Em meio ao clima de pré-campanha que já começa a tomar forma nos bastidores de Brasília, os primeiros números da sucessão ao Senado pelo Distrito Federal mexem com expectativas, alianças e projeções políticas. Pesquisa divulgada nesta terça-feira (9) pelo instituto Real Time Big Data revela que a ex-primeira-dama Michelle Bolsonaro e o governador Ibaneis Rocha lideram os cenários para a disputa de 2026. Mais do que percentuais, os dados refletem a força de nomes que carregam história, visibilidade e peso político.
O levantamento foi realizado entre os dias 6 e 8 de dezembro, com 1.200 entrevistas, e apresenta margem de erro de três pontos percentuais para mais ou para menos. Em 2026, o Senado renovará dois terços de suas cadeiras, com a eleição de dois senadores por estado, o que torna a disputa ainda mais estratégica.
Cenário com Michelle à frente
No primeiro cenário testado, Michelle Bolsonaro aparece na dianteira com 28% das intenções de voto, enquanto Ibaneis Rocha soma 21%. A senadora Leila do Vôlei surge com 16%, seguida da deputada federal Erika Kokay, com 14%. O desembargador aposentado Sebastião Coelho registra 6%.

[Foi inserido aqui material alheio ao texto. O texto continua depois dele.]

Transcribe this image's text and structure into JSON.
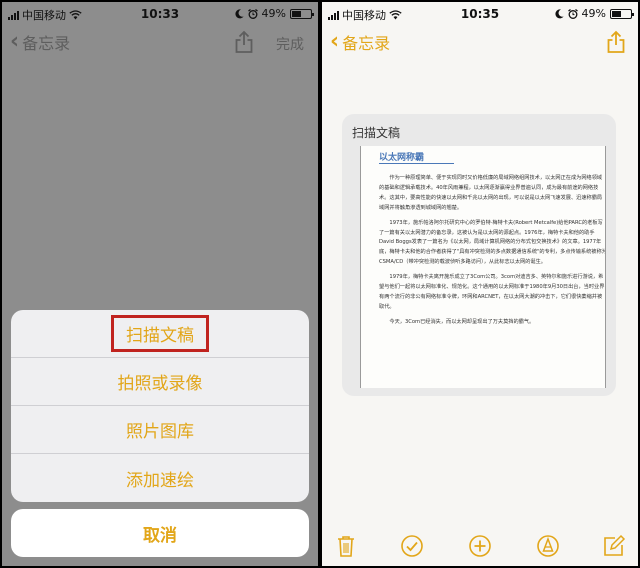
{
  "left": {
    "status": {
      "carrier": "中国移动",
      "time": "10:33",
      "battery": "49%",
      "battery_level": 0.49
    },
    "nav": {
      "back_label": "备忘录",
      "done_label": "完成"
    },
    "sheet": {
      "items": [
        {
          "label": "扫描文稿"
        },
        {
          "label": "拍照或录像"
        },
        {
          "label": "照片图库"
        },
        {
          "label": "添加速绘"
        }
      ],
      "cancel_label": "取消"
    }
  },
  "right": {
    "status": {
      "carrier": "中国移动",
      "time": "10:35",
      "battery": "49%",
      "battery_level": 0.49
    },
    "nav": {
      "back_label": "备忘录"
    },
    "card": {
      "title": "扫描文稿",
      "doc_heading": "以太网称霸",
      "paragraphs": [
        "作为一种原理简单、便于实现同时又价格低廉的局域网络组网技术，以太网正在成为网络领域的基础和逻辑承载技术。40年风雨兼程，以太网逐渐赢得业界普遍认同，成为最有前途的网络技术。这其中，要高性能的快速以太网和千兆以太网的出现，可以说是以太网飞速发展、迅速称霸局域网并将触角渗透到城域网的翘楚。",
        "1973年，施乐帕洛阿尔托研究中心的罗伯特·梅特卡夫(Robert Metcalfe)给他PARC的老板写了一篇有关以太网潜力的备忘录，这被认为是以太网的源起点。1976年，梅特卡夫和他的助手David Boggs发表了一篇名为《以太网，局域计算机网络的分布式包交换技术》的文章。1977年底，梅特卡夫和他的合作者获得了\"具有冲突检测的多点数据通信系统\"的专利，多点传输系统被称为CSMA/CD（带冲突检测的载波侦听多路访问），从此标志以太网的诞生。",
        "1979年，梅特卡夫离开施乐成立了3Com公司。3com对迪吉多、英特尔和施乐进行游说，希望与他们一起将以太网标准化、规范化。这个通用的以太网标准于1980年9月30日出台，当时业界有两个流行的非公有网络标准令牌，环网和ARCNET，在以太网大潮的冲击下，它们很快萎缩并被取代。",
        "今天，3Com已经消失，而以太网却呈现出了万夫莫挡的霸气。"
      ]
    },
    "toolbar": {
      "icons": [
        "trash-icon",
        "checkmark-circle-icon",
        "plus-circle-icon",
        "pen-circle-icon",
        "compose-icon"
      ]
    }
  },
  "colors": {
    "accent": "#e2a619",
    "highlight": "#c0231f",
    "dim_overlay": "#8d8d8d"
  }
}
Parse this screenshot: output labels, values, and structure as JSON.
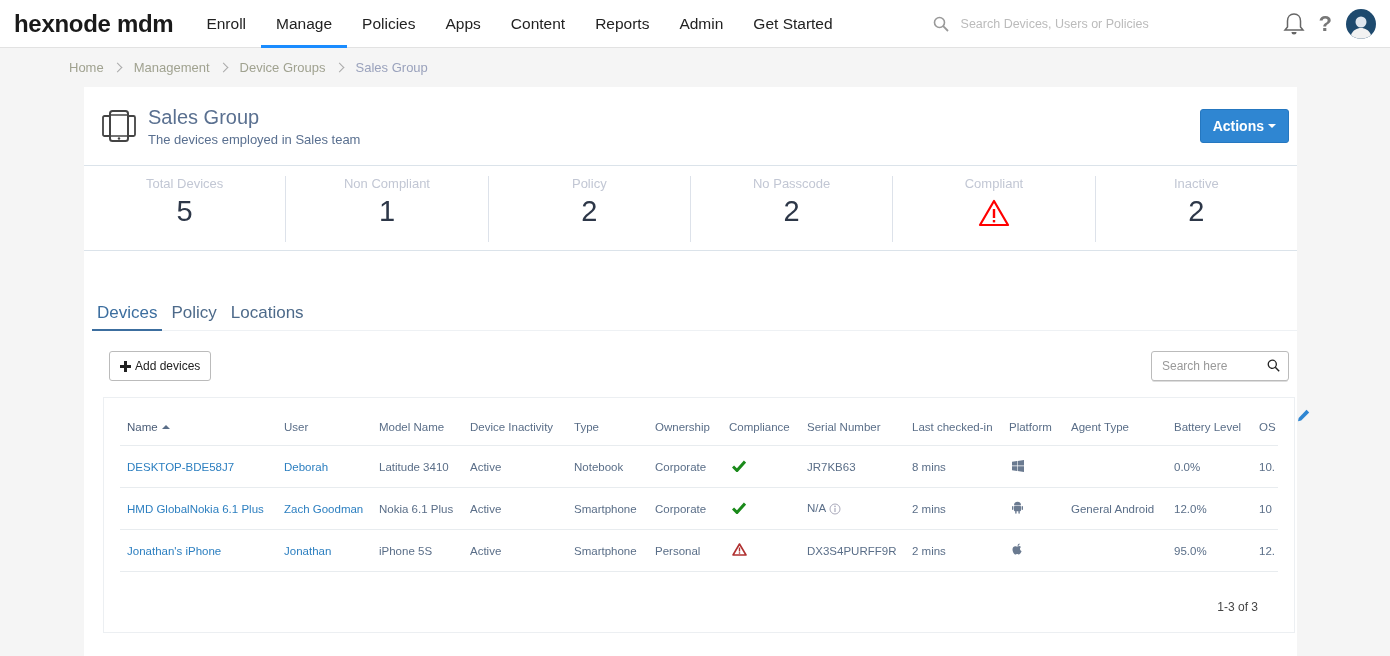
{
  "topbar": {
    "logo": "hexnode mdm",
    "menu": [
      {
        "label": "Enroll",
        "selected": false
      },
      {
        "label": "Manage",
        "selected": true
      },
      {
        "label": "Policies",
        "selected": false
      },
      {
        "label": "Apps",
        "selected": false
      },
      {
        "label": "Content",
        "selected": false
      },
      {
        "label": "Reports",
        "selected": false
      },
      {
        "label": "Admin",
        "selected": false
      },
      {
        "label": "Get Started",
        "selected": false
      }
    ],
    "search": {
      "placeholder": "Search Devices, Users or Policies"
    },
    "help": "?"
  },
  "breadcrumbs": [
    {
      "label": "Home",
      "current": false
    },
    {
      "label": "Management",
      "current": false
    },
    {
      "label": "Device Groups",
      "current": false
    },
    {
      "label": "Sales Group",
      "current": true
    }
  ],
  "group": {
    "title": "Sales Group",
    "subtitle": "The devices employed in Sales team",
    "actions_button": "Actions"
  },
  "stats": [
    {
      "label": "Total Devices",
      "kind": "number",
      "value": "5"
    },
    {
      "label": "Non Compliant",
      "kind": "number",
      "value": "1"
    },
    {
      "label": "Policy",
      "kind": "number",
      "value": "2"
    },
    {
      "label": "No Passcode",
      "kind": "number",
      "value": "2"
    },
    {
      "label": "Compliant",
      "kind": "warning"
    },
    {
      "label": "Inactive",
      "kind": "number",
      "value": "2"
    }
  ],
  "tabs": [
    {
      "label": "Devices",
      "selected": true
    },
    {
      "label": "Policy",
      "selected": false
    },
    {
      "label": "Locations",
      "selected": false
    }
  ],
  "add_button": "Add devices",
  "table_search": {
    "placeholder": "Search here"
  },
  "table": {
    "columns": [
      {
        "label": "Name",
        "sorted": true
      },
      {
        "label": "User",
        "sorted": false
      },
      {
        "label": "Model Name",
        "sorted": false
      },
      {
        "label": "Device Inactivity",
        "sorted": false
      },
      {
        "label": "Type",
        "sorted": false
      },
      {
        "label": "Ownership",
        "sorted": false
      },
      {
        "label": "Compliance",
        "sorted": false
      },
      {
        "label": "Serial Number",
        "sorted": false
      },
      {
        "label": "Last checked-in",
        "sorted": false
      },
      {
        "label": "Platform",
        "sorted": false
      },
      {
        "label": "Agent Type",
        "sorted": false
      },
      {
        "label": "Battery Level",
        "sorted": false
      },
      {
        "label": "OS",
        "sorted": false
      }
    ],
    "rows": [
      {
        "name": "DESKTOP-BDE58J7",
        "user": "Deborah",
        "model": "Latitude 3410",
        "inactivity": "Active",
        "type": "Notebook",
        "ownership": "Corporate",
        "compliance": {
          "kind": "compliant"
        },
        "serial": "JR7KB63",
        "serial_info": false,
        "last_checked_in": "8 mins",
        "platform": {
          "kind": "windows"
        },
        "battery": "0.0%",
        "os": "10."
      },
      {
        "name": "HMD GlobalNokia 6.1 Plus",
        "user": "Zach Goodman",
        "model": "Nokia 6.1 Plus",
        "inactivity": "Active",
        "type": "Smartphone",
        "ownership": "Corporate",
        "compliance": {
          "kind": "compliant"
        },
        "serial": "N/A",
        "serial_info": true,
        "last_checked_in": "2 mins",
        "platform": {
          "kind": "android"
        },
        "agent_type": "General Android",
        "battery": "12.0%",
        "os": "10"
      },
      {
        "name": "Jonathan's iPhone",
        "user": "Jonathan",
        "model": "iPhone 5S",
        "inactivity": "Active",
        "type": "Smartphone",
        "ownership": "Personal",
        "compliance": {
          "kind": "non_compliant"
        },
        "serial": "DX3S4PURFF9R",
        "serial_info": false,
        "last_checked_in": "2 mins",
        "platform": {
          "kind": "apple"
        },
        "battery": "95.0%",
        "os": "12."
      }
    ],
    "pagination": "1-3 of 3"
  }
}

Disputa sem a ex-primeira-dama
Em um segundo panorama, sem Michelle na corrida, Ibaneis assume a liderança com 24%. Logo atrás aparecem Leila do Vôlei e a deputada Bia Kicis, ambas com 18%. Erika Kokay soma 15% e Sebastião Coelho marca 8%.
Novo recorte e pulverização de nomes
No terceiro cenário apresentado pela pesquisa, Michelle mantém a liderança com 23%, contra 19% de Ibaneis. Leila do Vôlei aparece com 15%. Já Erika Kokay e o presidente do Iphan, Leandro Grass, chegam a 10%. O senador Izalci Lucas e o ex-deputado federal Paulo Octávio registram 5% cada, enquanto Sebastião Coelho fica com 4%.
Os números escancaram um quadro ainda em formação, mas que já aponta tendências claras: a consolidação de nomes conhecidos, o peso da máquina política e a relevância da identificação ideológica do eleitorado do Distrito Federal.
À medida que 2026 ainda parece distante no calendário, a política mostra que o tempo eleitoral corre mais rápido do que se imagina. Cada percentual carrega esperança, disputa, risco e estratégia. Para o eleitor, fica a sensação de que o jogo já começou e que as escolhas que se desenham hoje ecoarão por muitos anos no futuro do DF.